To demonstrate, we have open-sourced a Solidity implementation of an over-collateralized sealed bid auction at github.com/a16z/auction-zoo, as a single-item (ERC721) Vickrey auction priced in ETH. We considered three requirements for the sealed bid auction smart contract during implementation:

  • Privacy: Bid values should remain confidential, meaning observers cannot infer values while bidding is ongoing. We allow some information leakage (e.g., revealing that bids are within a certain large range), but there should be a reasonable degree of ambiguity.

  • Resistance to Review: This is typically achieved by publishing bids on-chain.

  • Bid Commitment: Potential buyers should not be able to withdraw their bids. The winning bidder should be locked in to pay the settlement price, and similarly, the seller should be locked in to sell the item to the highest bidder (possibly subject to a reserve price).

First, regarding the first two requirements, we need to address the issue of publishing private bids on-chain. Commitment disclosure schemes apply to "final public" bids (when bid values are disclosed after the auction ends). Potential buyers can provide a hash commitment of their bids to the auction contract during the designated bidding period, rather than making public bids. Later, at the end of the bidding period, each potential buyer reveals their committed bid. When bids are announced, the smart contract can determine the winner. In our implementation, the hash commitment is calculated as keccak256(abi.encode(nonce, bidValue)) and passed to the function. For gas efficiency, we only store the first 20 bytes of this hash. After the bidding period ends, users call the commitBid and revealBid functions to check that the provided nonce and bidValue match the stored commitment.

When turning to the third requirement, we discovered more complexity. To ensure the winner pays, the smart contract must lock the bids. We could require bidders to send ETH to secure their bids—note that the commitBid function is payable and records how much ETH the user locked—but the ETH attached to these transactions is public and cannot be obscured; in "locking" bids, we lose privacy.

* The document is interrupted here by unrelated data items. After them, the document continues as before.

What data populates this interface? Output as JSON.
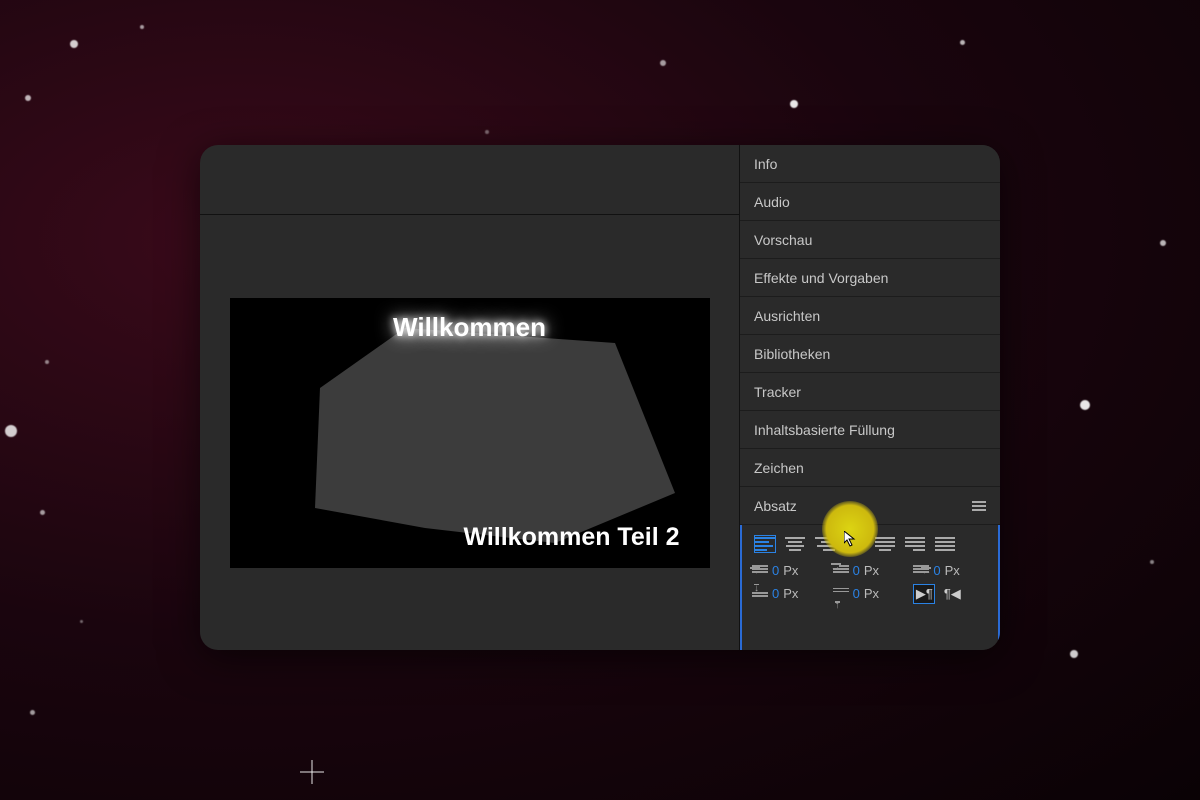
{
  "composition": {
    "title": "Willkommen",
    "subtitle": "Willkommen Teil 2"
  },
  "panels": [
    "Info",
    "Audio",
    "Vorschau",
    "Effekte und Vorgaben",
    "Ausrichten",
    "Bibliotheken",
    "Tracker",
    "Inhaltsbasierte Füllung",
    "Zeichen"
  ],
  "paragraph": {
    "title": "Absatz",
    "indent_left": {
      "value": "0",
      "unit": "Px"
    },
    "indent_right": {
      "value": "0",
      "unit": "Px"
    },
    "indent_first": {
      "value": "0",
      "unit": "Px"
    },
    "space_before": {
      "value": "0",
      "unit": "Px"
    },
    "space_after": {
      "value": "0",
      "unit": "Px"
    }
  }
}
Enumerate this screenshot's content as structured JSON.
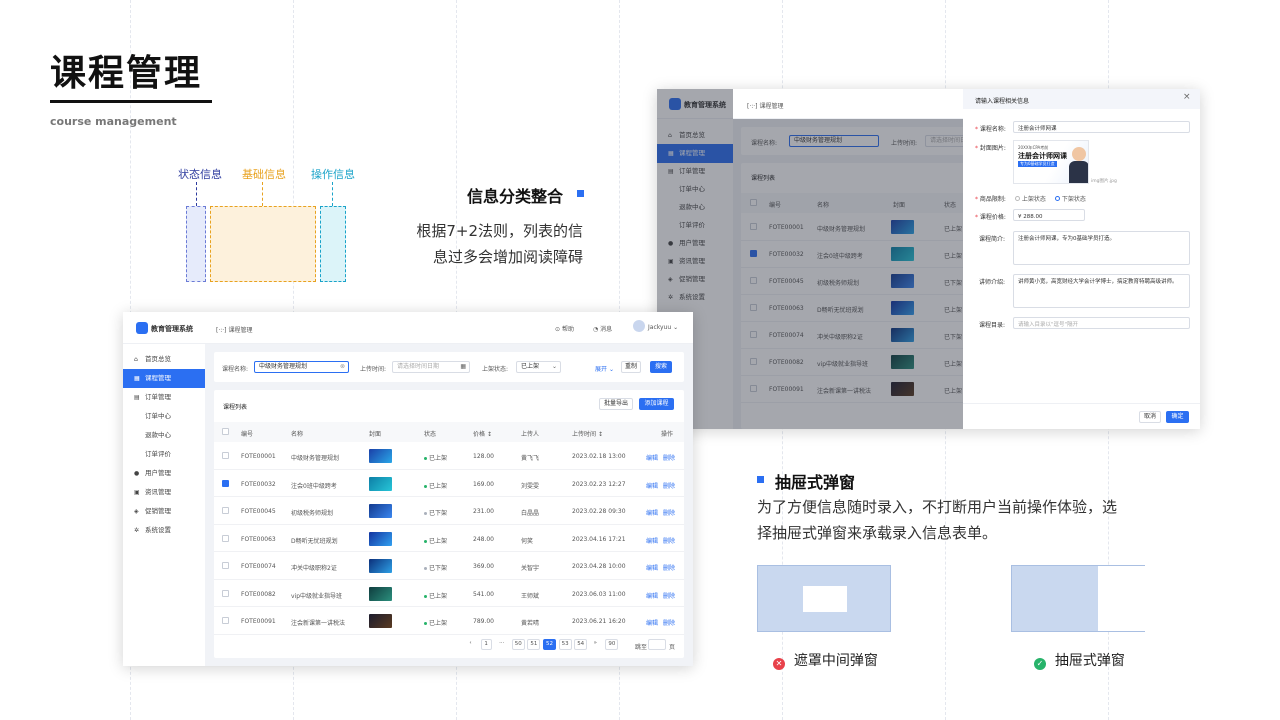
{
  "page": {
    "title": "课程管理",
    "subtitle": "course management"
  },
  "diagram": {
    "status_label": "状态信息",
    "basic_label": "基础信息",
    "action_label": "操作信息",
    "colors": {
      "status": "#2c3a9e",
      "basic": "#e8a21f",
      "action": "#1aa3c9"
    }
  },
  "section_info": {
    "heading": "信息分类整合",
    "line1": "根据7+2法则，列表的信",
    "line2": "息过多会增加阅读障碍"
  },
  "section_drawer": {
    "heading": "抽屉式弹窗",
    "line1": "为了方便信息随时录入，不打断用户当前操作体验，选",
    "line2": "择抽屉式弹窗来承载录入信息表单。",
    "bad_caption": "遮罩中间弹窗",
    "good_caption": "抽屉式弹窗",
    "bad_icon": "close-circle-icon",
    "good_icon": "check-circle-icon"
  },
  "app": {
    "name": "教育管理系统",
    "breadcrumb": "课程管理",
    "breadcrumb_icon": "[·:·]",
    "help": "帮助",
    "messages": "消息",
    "user": "Jackyuu",
    "nav": [
      {
        "label": "首页总览",
        "icon": "home-icon",
        "level": 1,
        "active": false
      },
      {
        "label": "课程管理",
        "icon": "grid-icon",
        "level": 1,
        "active": true
      },
      {
        "label": "订单管理",
        "icon": "order-icon",
        "level": 1,
        "active": false
      },
      {
        "label": "订单中心",
        "level": 2,
        "active": false
      },
      {
        "label": "退款中心",
        "level": 2,
        "active": false
      },
      {
        "label": "订单评价",
        "level": 2,
        "active": false
      },
      {
        "label": "用户管理",
        "icon": "user-icon",
        "level": 1,
        "active": false
      },
      {
        "label": "资讯管理",
        "icon": "news-icon",
        "level": 1,
        "active": false
      },
      {
        "label": "促销管理",
        "icon": "promo-icon",
        "level": 1,
        "active": false
      },
      {
        "label": "系统设置",
        "icon": "gear-icon",
        "level": 1,
        "active": false
      }
    ],
    "filters": {
      "course_name_label": "课程名称:",
      "course_name_value": "中级财务管理规划",
      "time_label": "上传时间:",
      "time_placeholder": "请选择时间日期",
      "status_label": "上架状态:",
      "status_value": "已上架",
      "expand": "展开",
      "reset": "重制",
      "search": "搜索"
    },
    "list": {
      "title": "课程列表",
      "export": "批量导出",
      "add": "添加课程",
      "columns": [
        "编号",
        "名称",
        "封面",
        "状态",
        "价格",
        "上传人",
        "上传时间",
        "操作"
      ],
      "edit": "编辑",
      "delete": "删除",
      "rows": [
        {
          "id": "FOTE00001",
          "name": "中级财务管理规划",
          "status": "已上架",
          "price": "128.00",
          "uploader": "黄飞飞",
          "time": "2023.02.18 13:00",
          "checked": false
        },
        {
          "id": "FOTE00032",
          "name": "注会0班中级跨考",
          "status": "已上架",
          "price": "169.00",
          "uploader": "刘雯雯",
          "time": "2023.02.23 12:27",
          "checked": true
        },
        {
          "id": "FOTE00045",
          "name": "初级税务师规划",
          "status": "已下架",
          "price": "231.00",
          "uploader": "白晶晶",
          "time": "2023.02.28 09:30",
          "checked": false
        },
        {
          "id": "FOTE00063",
          "name": "D畅听无忧班规划",
          "status": "已上架",
          "price": "248.00",
          "uploader": "何笑",
          "time": "2023.04.16 17:21",
          "checked": false
        },
        {
          "id": "FOTE00074",
          "name": "冲关中级职称2证",
          "status": "已下架",
          "price": "369.00",
          "uploader": "关智宇",
          "time": "2023.04.28 10:00",
          "checked": false
        },
        {
          "id": "FOTE00082",
          "name": "vip中级就业指导班",
          "status": "已上架",
          "price": "541.00",
          "uploader": "王师斌",
          "time": "2023.06.03 11:00",
          "checked": false
        },
        {
          "id": "FOTE00091",
          "name": "注会新课第一讲税法",
          "status": "已上架",
          "price": "789.00",
          "uploader": "黄若晴",
          "time": "2023.06.21 16:20",
          "checked": false
        }
      ],
      "pagination": [
        "‹",
        "1",
        "···",
        "50",
        "51",
        "52",
        "53",
        "54",
        "»",
        "90"
      ],
      "current_page": "52",
      "jump_label": "跳至",
      "page_unit": "页"
    }
  },
  "drawer": {
    "title": "请输入课程相关信息",
    "close": "×",
    "name_label": "课程名称:",
    "name_value": "注册会计师网课",
    "cover_label": "封面图片:",
    "cover_title": "注册会计师网课",
    "cover_sub": "专为0基础学员打造",
    "cover_tag": "20XX年CPA考前",
    "cover_caption": "img图片.jpg",
    "limit_label": "商品限制:",
    "limit_options": [
      "上架状态",
      "下架状态"
    ],
    "limit_selected": "下架状态",
    "price_label": "课程价格:",
    "price_value": "¥ 288.00",
    "intro_label": "课程简介:",
    "intro_value": "注册会计师网课，专为0基础学员打造。",
    "teacher_label": "讲师介绍:",
    "teacher_value": "讲师黄小宽，高宽财经大学会计学博士，搞定教育特聘高级讲师。",
    "catalog_label": "课程目录:",
    "catalog_placeholder": "请输入目录以\"逗号\"隔开",
    "cancel": "取消",
    "confirm": "确定"
  }
}
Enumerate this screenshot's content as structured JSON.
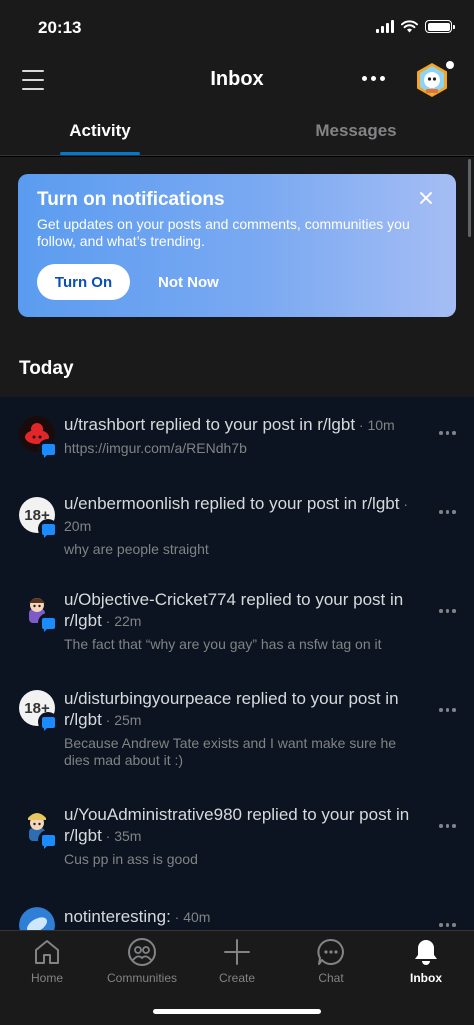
{
  "status_bar": {
    "time": "20:13"
  },
  "header": {
    "title": "Inbox"
  },
  "tabs": {
    "activity": "Activity",
    "messages": "Messages"
  },
  "banner": {
    "title": "Turn on notifications",
    "description": "Get updates on your posts and comments, communities you follow, and what’s trending.",
    "turn_on": "Turn On",
    "not_now": "Not Now"
  },
  "section": {
    "title": "Today"
  },
  "notifications": [
    {
      "head": "u/trashbort replied to your post in r/lgbt",
      "time": " · 10m",
      "sub": "https://imgur.com/a/RENdh7b",
      "avatar": "nsfw"
    },
    {
      "head": "u/enbermoonlish replied to your post in r/lgbt",
      "time": " · 20m",
      "sub": "why are people straight",
      "avatar_text": "18+"
    },
    {
      "head": "u/Objective-Cricket774 replied to your post in r/lgbt",
      "time": " · 22m",
      "sub": "The fact that “why are you gay” has a nsfw tag on it"
    },
    {
      "head": "u/disturbingyourpeace replied to your post in r/lgbt",
      "time": " · 25m",
      "sub": "Because Andrew Tate exists and I want make sure he dies mad about it :)",
      "avatar_text": "18+"
    },
    {
      "head": "u/YouAdministrative980 replied to your post in r/lgbt",
      "time": " · 35m",
      "sub": "Cus pp in ass is good"
    },
    {
      "head": "notinteresting:",
      "time": " · 40m",
      "sub": ""
    }
  ],
  "bottom_nav": {
    "home": "Home",
    "communities": "Communities",
    "create": "Create",
    "chat": "Chat",
    "inbox": "Inbox"
  },
  "colors": {
    "accent": "#0079d3",
    "banner_start": "#5b9cf0",
    "banner_end": "#a5bdf4",
    "feed_background": "#0b1420",
    "badge": "#1a8cff"
  },
  "icons": [
    "menu-icon",
    "more-icon",
    "user-avatar",
    "close-icon",
    "comment-badge-icon",
    "home-icon",
    "communities-icon",
    "create-icon",
    "chat-icon",
    "inbox-bell-icon"
  ]
}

Fortunately, there is a simple way to support our idea: allowing (and encouraging) bidders to over-collateralize their bids, i.e., locking more ETH than the bid value itself requires. Since bids may be over-collateralized, observers can only know the upper limit of the bid value. Note that our function allows users to lock any amount of ETH in their commitBid transactions; at the end of the auction, any excess will be refunded to the winner (if collateral is insufficient, the bid will be ignored).

Unfortunately, this quick solution has a drawback: over-collateralization creates a direct trade-off between privacy and capital efficiency. The opportunity cost of locking up a large amount of funds may outweigh the marginal benefits, putting capital-constrained bidders at a disadvantage.

That said, as we continue to explore different approaches, over-collateralization serves as a useful benchmark. The evolution of this implementation may be particularly useful in settings where users might bid in numerous auctions and can reuse collateral across each auction. In such cases, the collateral will naturally be much larger than any specific bid in a given auction.

Can we find better on-chain solutions? While over-collateralization may be appropriate in some cases, the trade-offs between capital efficiency and bid privacy may present bidders with a tough decision: lock up more funds for stronger privacy or sacrifice some privacy to free up funds for use elsewhere. But as on-chain auctions continue to surge and build on previous work, we expect auction designers to choose more formats and implementations based on the trade-offs they are willing to make.